I consider myself clean, but 2 minutes feels like a long time for the washing of hands.
Mr. Germ said 2 minutes but the following advice about public restrooms seems more reasonable:
Proper hand washing techniques
Proper hand washing techniques can stop up to 90% germs from spreading. Learn how.
Dirty hands kill people! When your mother told you to go wash up before you eat, she wasn't just concerned about your tidy appearance at the table.
Well, maybe she was, but research is proving that her advice was medically sound. Proper hand washing can stop the spread of 99% of the germs that travel via droplets, and that covers a lot of nasty illnesses, including most flu viruses.
People who use public restrooms are especially susceptible to picking up germs left by others who don't practice good hygiene, but so is anyone who picks up reading material at the library, shares a keyboard with someone else, even handles a pen at a checkout counter that's been contaminated by someone with a virus.
One 1996 study of school children (published in Good Housekeeping, January, 1997) found that in schools where children scrubbed up thoroughly four times a day the absenteeism from colds and flu dropped nearly 70%.
Here's how to use a public washroom and keep yourself safe from the nasties others may have left behind.
First, make sure that you have access to a paper towels before you begin.
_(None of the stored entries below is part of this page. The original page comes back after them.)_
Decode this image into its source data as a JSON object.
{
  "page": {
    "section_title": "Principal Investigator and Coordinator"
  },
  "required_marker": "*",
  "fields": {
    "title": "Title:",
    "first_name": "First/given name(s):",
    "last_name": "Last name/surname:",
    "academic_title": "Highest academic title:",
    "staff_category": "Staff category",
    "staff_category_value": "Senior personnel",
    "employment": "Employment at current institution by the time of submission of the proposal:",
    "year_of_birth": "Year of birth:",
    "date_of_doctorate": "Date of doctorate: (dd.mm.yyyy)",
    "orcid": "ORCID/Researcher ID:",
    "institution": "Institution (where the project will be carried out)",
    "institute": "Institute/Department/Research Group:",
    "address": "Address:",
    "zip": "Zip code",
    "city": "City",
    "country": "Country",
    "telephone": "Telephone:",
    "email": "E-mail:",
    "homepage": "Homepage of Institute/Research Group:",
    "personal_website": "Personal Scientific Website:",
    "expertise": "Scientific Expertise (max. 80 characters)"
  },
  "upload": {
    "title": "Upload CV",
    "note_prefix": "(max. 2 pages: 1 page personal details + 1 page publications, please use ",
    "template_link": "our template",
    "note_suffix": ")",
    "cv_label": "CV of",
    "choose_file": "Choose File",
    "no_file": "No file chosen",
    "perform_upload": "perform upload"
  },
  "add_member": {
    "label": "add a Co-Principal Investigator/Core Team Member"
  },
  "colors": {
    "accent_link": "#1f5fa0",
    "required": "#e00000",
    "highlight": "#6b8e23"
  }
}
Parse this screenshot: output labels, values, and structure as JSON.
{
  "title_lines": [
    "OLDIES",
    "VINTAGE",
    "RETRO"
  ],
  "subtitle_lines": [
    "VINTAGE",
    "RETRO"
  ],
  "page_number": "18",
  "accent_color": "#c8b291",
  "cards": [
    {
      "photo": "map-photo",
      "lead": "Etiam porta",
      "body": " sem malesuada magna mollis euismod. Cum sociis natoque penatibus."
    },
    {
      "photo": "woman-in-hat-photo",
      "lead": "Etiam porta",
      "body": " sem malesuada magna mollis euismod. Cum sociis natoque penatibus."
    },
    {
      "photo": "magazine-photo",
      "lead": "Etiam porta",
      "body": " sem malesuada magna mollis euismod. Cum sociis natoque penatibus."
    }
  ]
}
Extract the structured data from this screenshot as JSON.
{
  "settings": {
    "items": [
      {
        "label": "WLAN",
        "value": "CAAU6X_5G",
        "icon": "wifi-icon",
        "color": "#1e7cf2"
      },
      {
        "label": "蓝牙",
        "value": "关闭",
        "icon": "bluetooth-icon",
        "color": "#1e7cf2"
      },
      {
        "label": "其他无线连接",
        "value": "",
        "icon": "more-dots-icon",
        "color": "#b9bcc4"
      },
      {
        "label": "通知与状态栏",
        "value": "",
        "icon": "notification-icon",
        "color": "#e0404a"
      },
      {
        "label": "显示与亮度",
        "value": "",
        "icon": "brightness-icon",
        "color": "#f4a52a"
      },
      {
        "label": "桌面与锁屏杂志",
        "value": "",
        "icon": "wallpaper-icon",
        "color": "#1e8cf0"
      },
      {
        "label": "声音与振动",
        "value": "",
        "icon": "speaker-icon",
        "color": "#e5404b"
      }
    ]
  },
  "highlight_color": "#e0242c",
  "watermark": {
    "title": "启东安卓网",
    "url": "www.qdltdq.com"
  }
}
This might mean turning the crank on a roller dispenser even before you turn the water on.
Wet your hand thoroughly with warm water. IMPORTANT: DO NOT TOUCH THE FAUCET OR THE HANDLES WHILE YOUR HANDS ARE WET!
Let the water run if it doesn't shut off automatically.
Work up a good lather with lots of soap. Experts say that a 15 second scrub is usually sufficient, but health care workers are trained to keep that lather working for 30 seconds. (This is about as long as it takes to sing Twinkle, Twinkle, Little Star all the way through.)
Another guideline is to rub each area ten times: ten circles around each wrist, ten rubs on the back of your palms, ten rubs with fingers interlaced. Use your nails to scrub the palms of the other hand ten times; this gets lather under the nail tip, too, which is a favorite hiding spot for germs. Open your palms out as flat as you can, and work the lather into all those lines and crevices.
Pay special attention to the surface along the thumb/forefinger line. This, along with our palms, is the surface we use most often to pick things up and to shake hands.
When you are finished scrubbing, rinse thoroughly, letting the water run off your fingertips. Now grab a paper towel and dry thoroughly, all the while letting the water run. When your hands are dry, use a clean, dry paper towel to turn off the water. Use that same paper towel to handle the doorknob to leave the room, don't toss it until the door is open.
(A dry paper towel is a better germ barrier than a wet one.)
If the restroom has a hot air dryer, use a tissue, a page from a magazine, or even your clothing to turn off the faucet and open the exit door.
If you have a choice, should you use an antibacterial soap? Experts disagree on this one. Some say yes, especially during flu and cold seasons or if someone in your family is ill. They say that not only does it kill germs on your hands, but leaves behind a barrier that slows the growth of bacteria.
Others disagree, saying it is the scrubbing that cleans hands and loosens germs that are then rinsed down the sink. They feel that the antibacterial soap gives a false sense of security and that people don't put spend time actually cleaning their hands with it, especially since most of the antiseptic properties don't become effective for ten to thirty minutes after use. If you do use a sanitizing soap, follow the same scrubbing procedure that you would with a regular soap.